Simplest Possible Example to Show GPU Outperform CPU Using CUDA

Chris Redford picture Chris Redford · Oct 5, 2011 · Viewed 22.7k times · Source

I am looking for the most concise amount of code possible that can be coded both for a CPU (using g++) and a GPU (using nvcc) for which the GPU consistently outperforms the CPU. Any type of algorithm is acceptable.

To clarify: I'm literally looking for two short blocks of code, one for the CPU (using C++ in g++) and one for the GPU (using C++ in nvcc) for which the GPU outperforms. Preferably on the scale of seconds or milliseconds. The shortest code pair possible.

Answer

Patrick87 picture Patrick87 · Oct 5, 2011

First off, I'll reiterate my comment: GPUs are high bandwidth, high latency. Trying to get the GPU to beat a CPU for a nanosecond job (or even a millisecond or second job) is completely missing the point of doing GPU stuff. Below is some simple code, but to really appreciate the performance benefits of GPU, you'll need a big problem size to amortize the startup costs over... otherwise, it's meaningless. I can beat a Ferrari in a two foot race, simply because it take some time to turn the key, start the engine and push the pedal. That doesn't mean I'm faster than the Ferrari in any meaningful way.

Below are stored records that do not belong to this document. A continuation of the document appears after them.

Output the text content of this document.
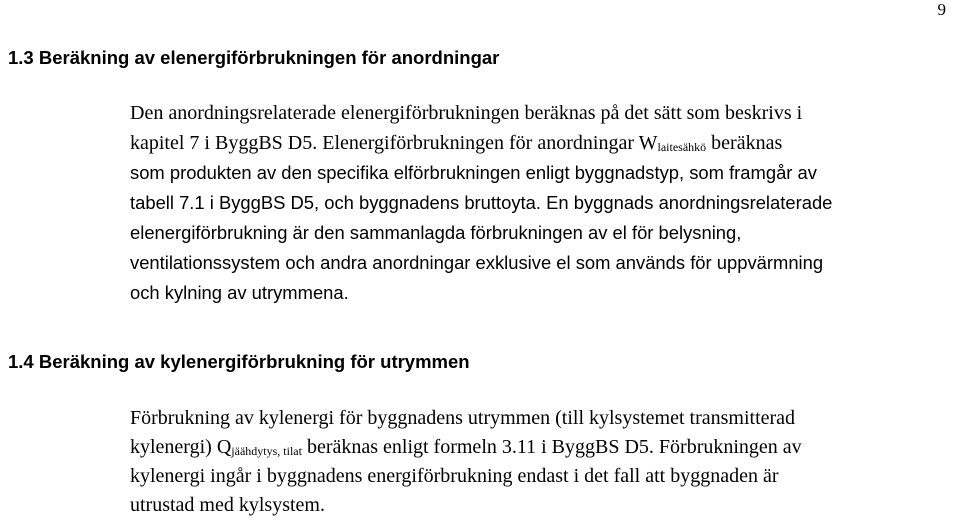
9
1.3 Beräkning av elenergiförbrukningen för anordningar
Den anordningsrelaterade elenergiförbrukningen beräknas på det sätt som beskrivs i
kapitel 7 i ByggBS D5. Elenergiförbrukningen för anordningar $W_{laitesähkö}$ beräknas
som produkten av den specifika elförbrukningen enligt byggnadstyp, som framgår av
tabell 7.1 i ByggBS D5, och byggnadens bruttoyta. En byggnads anordningsrelaterade
elenergiförbrukning är den sammanlagda förbrukningen av el för belysning,
ventilationssystem och andra anordningar exklusive el som används för uppvärmning
och kylning av utrymmena.
1.4 Beräkning av kylenergiförbrukning för utrymmen
Förbrukning av kylenergi för byggnadens utrymmen (till kylsystemet transmitterad
kylenergi) $Q_{jäähdytys, tilat}$ beräknas enligt formeln 3.11 i ByggBS D5. Förbrukningen av
kylenergi ingår i byggnadens energiförbrukning endast i det fall att byggnaden är
utrustad med kylsystem.
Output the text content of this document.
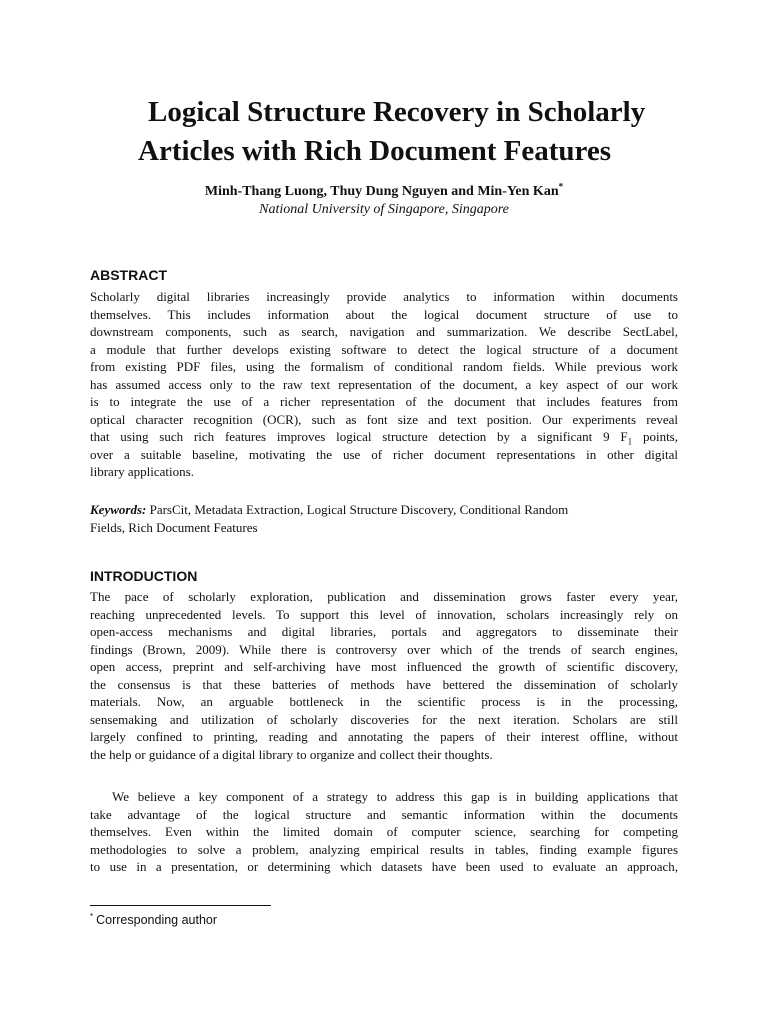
Logical Structure Recovery in Scholarly
Articles with Rich Document Features
Minh-Thang Luong, Thuy Dung Nguyen and Min-Yen Kan*
National University of Singapore, Singapore
ABSTRACT
Scholarly digital libraries increasingly provide analytics to information within documents
themselves. This includes information about the logical document structure of use to
downstream components, such as search, navigation and summarization. We describe SectLabel,
a module that further develops existing software to detect the logical structure of a document
from existing PDF files, using the formalism of conditional random fields. While previous work
has assumed access only to the raw text representation of the document, a key aspect of our work
is to integrate the use of a richer representation of the document that includes features from
optical character recognition (OCR), such as font size and text position. Our experiments reveal
that using such rich features improves logical structure detection by a significant 9 $F_1$ points,
over a suitable baseline, motivating the use of richer document representations in other digital
library applications.
Keywords: ParsCit, Metadata Extraction, Logical Structure Discovery, Conditional Random
Fields, Rich Document Features
INTRODUCTION
The pace of scholarly exploration, publication and dissemination grows faster every year,
reaching unprecedented levels. To support this level of innovation, scholars increasingly rely on
open-access mechanisms and digital libraries, portals and aggregators to disseminate their
findings (Brown, 2009). While there is controversy over which of the trends of search engines,
open access, preprint and self-archiving have most influenced the growth of scientific discovery,
the consensus is that these batteries of methods have bettered the dissemination of scholarly
materials. Now, an arguable bottleneck in the scientific process is in the processing,
sensemaking and utilization of scholarly discoveries for the next iteration. Scholars are still
largely confined to printing, reading and annotating the papers of their interest offline, without
the help or guidance of a digital library to organize and collect their thoughts.
We believe a key component of a strategy to address this gap is in building applications that
take advantage of the logical structure and semantic information within the documents
themselves. Even within the limited domain of computer science, searching for competing
methodologies to solve a problem, analyzing empirical results in tables, finding example figures
to use in a presentation, or determining which datasets have been used to evaluate an approach,
* Corresponding author
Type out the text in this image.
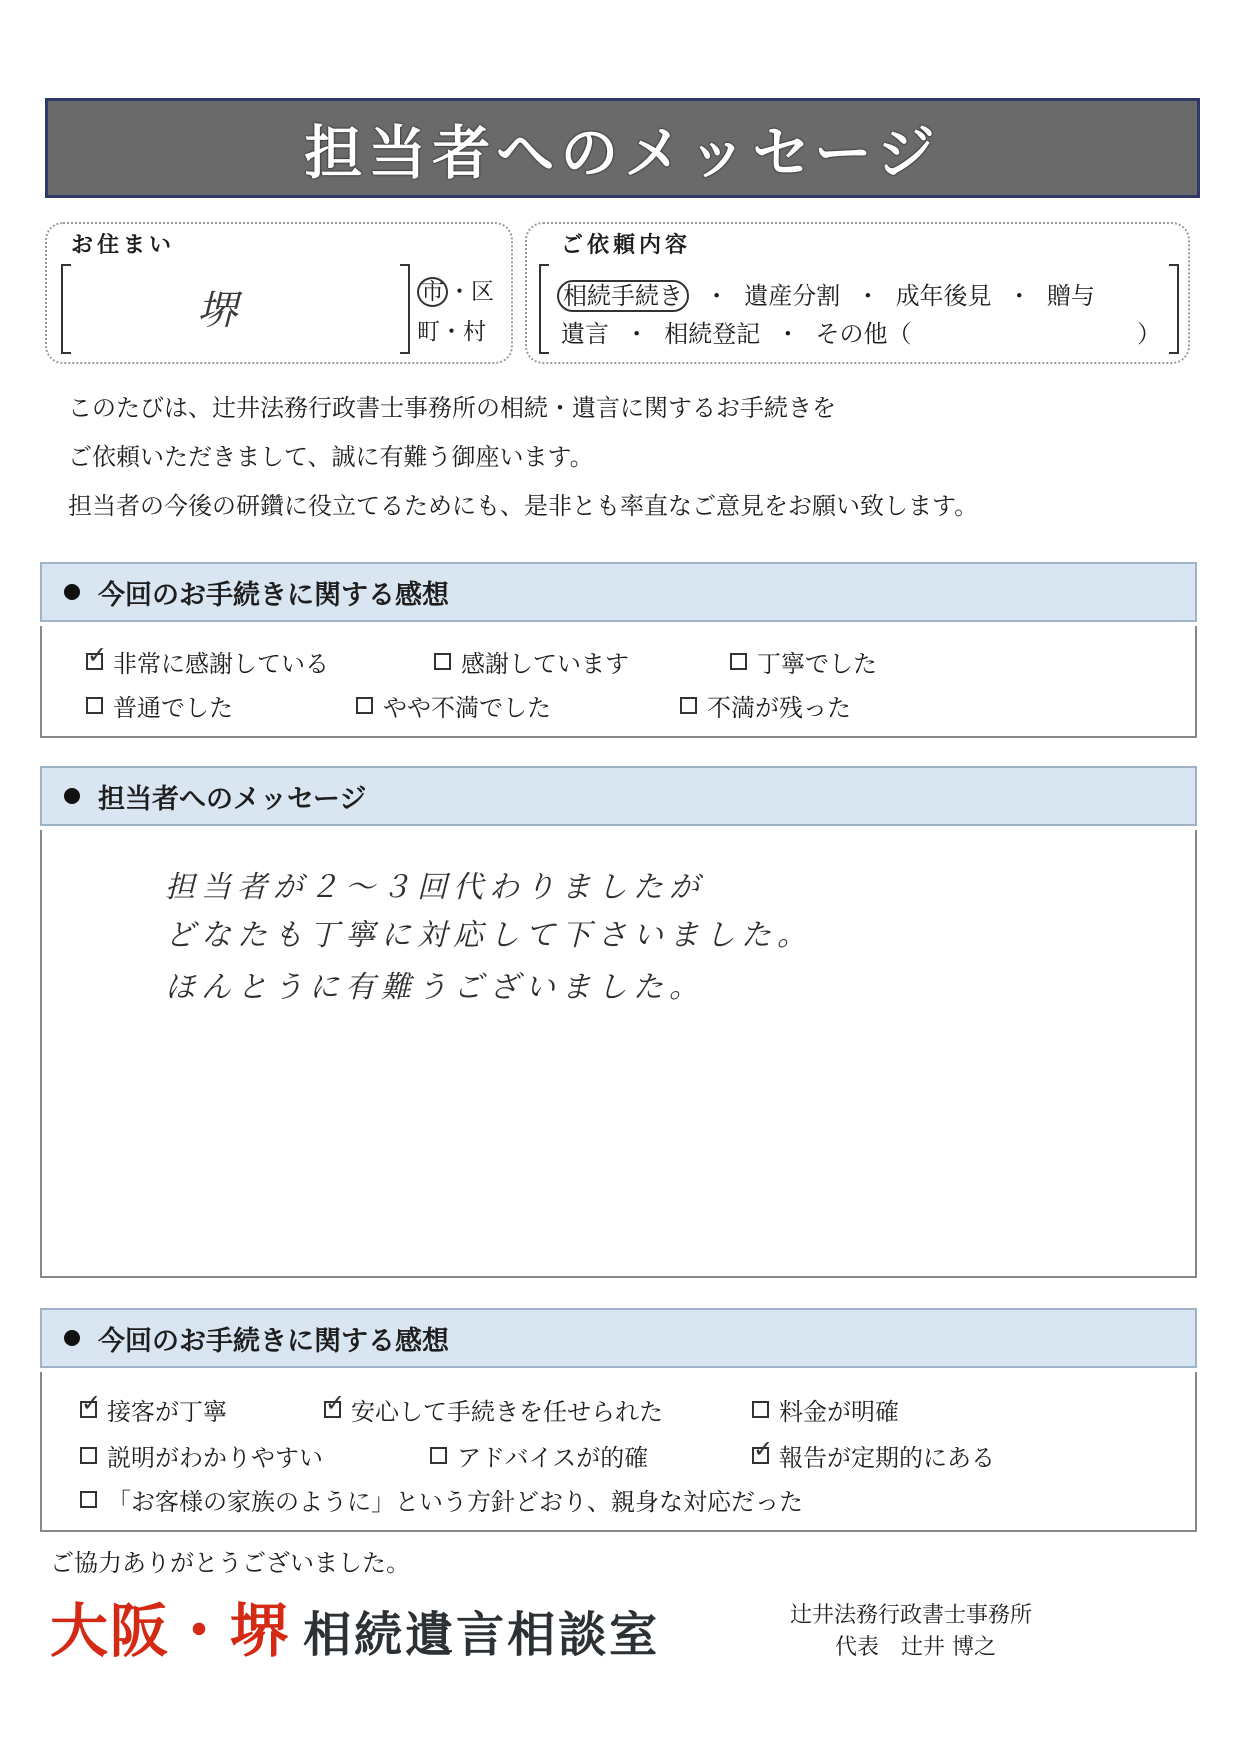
担当者へのメッセージ
お住まい
堺	市 ・区
町・村
ご依頼内容
相続手続き ・ 遺産分割 ・ 成年後見 ・ 贈与
遺言 ・ 相続登記 ・ その他（	）
このたびは、辻井法務行政書士事務所の相続・遺言に関するお手続きを
ご依頼いただきまして、誠に有難う御座います。
担当者の今後の研鑽に役立てるためにも、是非とも率直なご意見をお願い致します。
今回のお手続きに関する感想
✓
非常に感謝している	感謝しています	丁寧でした
普通でした	やや不満でした	不満が残った
担当者へのメッセージ
担当者が２～３回代わりましたが
どなたも丁寧に対応して下さいました。
ほんとうに有難うございました。
今回のお手続きに関する感想
✓
接客が丁寧 ✓	安心して手続きを任せられた	料金が明確
説明がわかりやすい	アドバイスが的確 ✓	報告が定期的にある
「お客様の家族のように」という方針どおり、親身な対応だった
ご協力ありがとうございました。
大阪・堺 相続遺言相談室	辻井法務行政書士事務所
代表　辻井 博之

Use something like this in C++:

  #define N (1024*1024)
  #define M (1000000)
  int main()
  {
     float data[N]; int count = 0;
     for(int i = 0; i < N; i++)
     {
        data[i] = 1.0f * i / N;
        for(int j = 0; j < M; j++)
        {
           data[i] = data[i] * data[i] - 0.25f;
        }
     }
     int sel;
     printf("Enter an index: ");
     scanf("%d", &sel);
     printf("data[%d] = %f\n", sel, data[sel]);
  }

Use something like this in CUDA/C:

  #define N (1024*1024)
  #define M (1000000)

  __global__ void cudakernel(float *buf)
  {
     int i = threadIdx.x + blockIdx.x * blockDim.x;
     buf[i] = 1.0f * i / N;
     for(int j = 0; j < M; j++)
        buf[i] = buf[i] * buf[i] - 0.25f;
  }

  int main()
  {
     float data[N]; int count = 0;
     float *d_data;
     cudaMalloc(&d_data, N * sizeof(float));
     cudakernel<<<N/256, 256>>>(d_data);
     cudaMemcpy(data, d_data, N * sizeof(float), cudaMemcpyDeviceToHost);
     cudaFree(d_data); 

     int sel;
     printf("Enter an index: ");
     scanf("%d", &sel);
     printf("data[%d] = %f\n", sel, data[sel]);
  }

If that doesn't work, try making N and M bigger, or changing 256 to 128 or 512.